The National Committee held a virtual program on February 24, 2021 with Dr. Vanda Felbab-Brown and Mr. Ben Westhoff, moderated by Ms. Emily Feng, who discussed the current status of the opioid epidemic, bilateral efforts to curb the supply of fentanyl in the United States, and the prospects for progress moving forward.
Speakers
Vanda Felbab-Brown
Vanda Felbab-Brown is a senior fellow in the Center for Security, Strategy, and Technology at the Brookings Institution.

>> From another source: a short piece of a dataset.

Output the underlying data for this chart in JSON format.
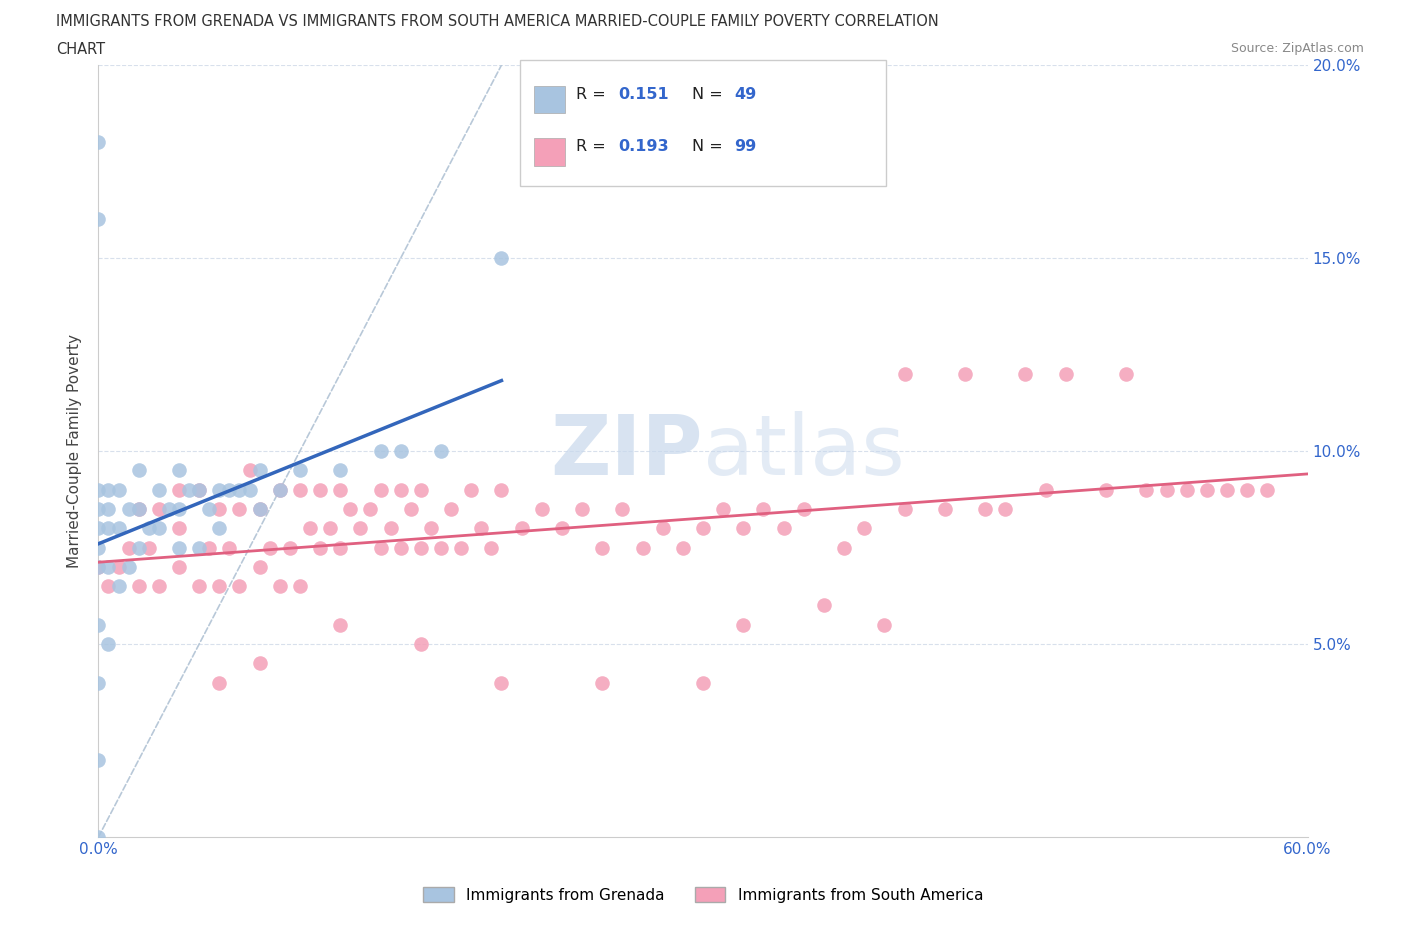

She is the director of the Initiative on Nonstate Armed Actors and co-director of the Africa Security Initiative and the Brookings series of papers on opioids: “The Opioid Crisis in America: Domestic and International Dimensions.” Dr. Felbab-Brown is an expert on international and internal conflicts and nontraditional security threats, including insurgency, organized crime, urban violence, and illicit economies. Dr. Felbab-Brown is the author of several publications including Narco Noir: Mexico’s Cartels, Cops, and Corruption,” due out this year, and Shooting Up: Counterinsurgency and the War on Drugs (2010). Dr. Felbab-Brown holds a Ph.D. from MIT and a B.A. from Harvard University.
Ben Westhoff
Ben Westhoff is an award-winning investigative journalist who writes about culture, drugs, and poverty. He is the former L.A. Weekly music editor and Voice Media Group senior music editor, and the author of Original Gangstas: The Untold Story of Dr. Dre, Eazy-E, Ice Cube, Tupac Shakur, and the Birth of West Coast Rap. His recent book, Fentanyl, Inc.: How Rogue Chemists Are Creating the Deadliest Wave of the Opioid Epidemic, is a highly-acclaimed book about fentanyl, which is causing the worst drug crisis in American history. Mr. Westhoff has spoken about his findings on NPR’s Fresh Air and with podcaster Joe Rogan, published an excerpt in The Atlantic, and advised the U.S. government on the fentanyl crisis, including officials from the U.S. Senate and House of Representatives, the U.S. embassy in Beijing, and the U.S. State Department. Mr. Westhoff is a graduate of Washington University in St. Louis.
Moderator
Emily Feng
Emily Feng joined NPR as the Beijing correspondent in February 2019; she reports on social trends as well as economic and political news coming out of Beijing. From 2017 through 2019, Ms. Feng served as a foreign correspondent for the Financial Times based in Beijing. She was the first foreign reporter to uncover that China was separating Uighur children from their parents and sending them to state-run orphanages, and uncovered that China was introducing forced labor in Xinjiang’s detention camps. For her coverage of human rights abuses in Xinjiang, Ms. Feng won a Human Rights Press merit award for breaking news coverage. Prior to her work with the Financial Times, Ms. Feng freelanced in Beijing for such outlets as The New York Times, Foreign Policy, and The Economist. Ms. Feng received a dual bachelor’s degree from Duke University’s Sanford School in Asian and Middle Eastern studies and in public policy.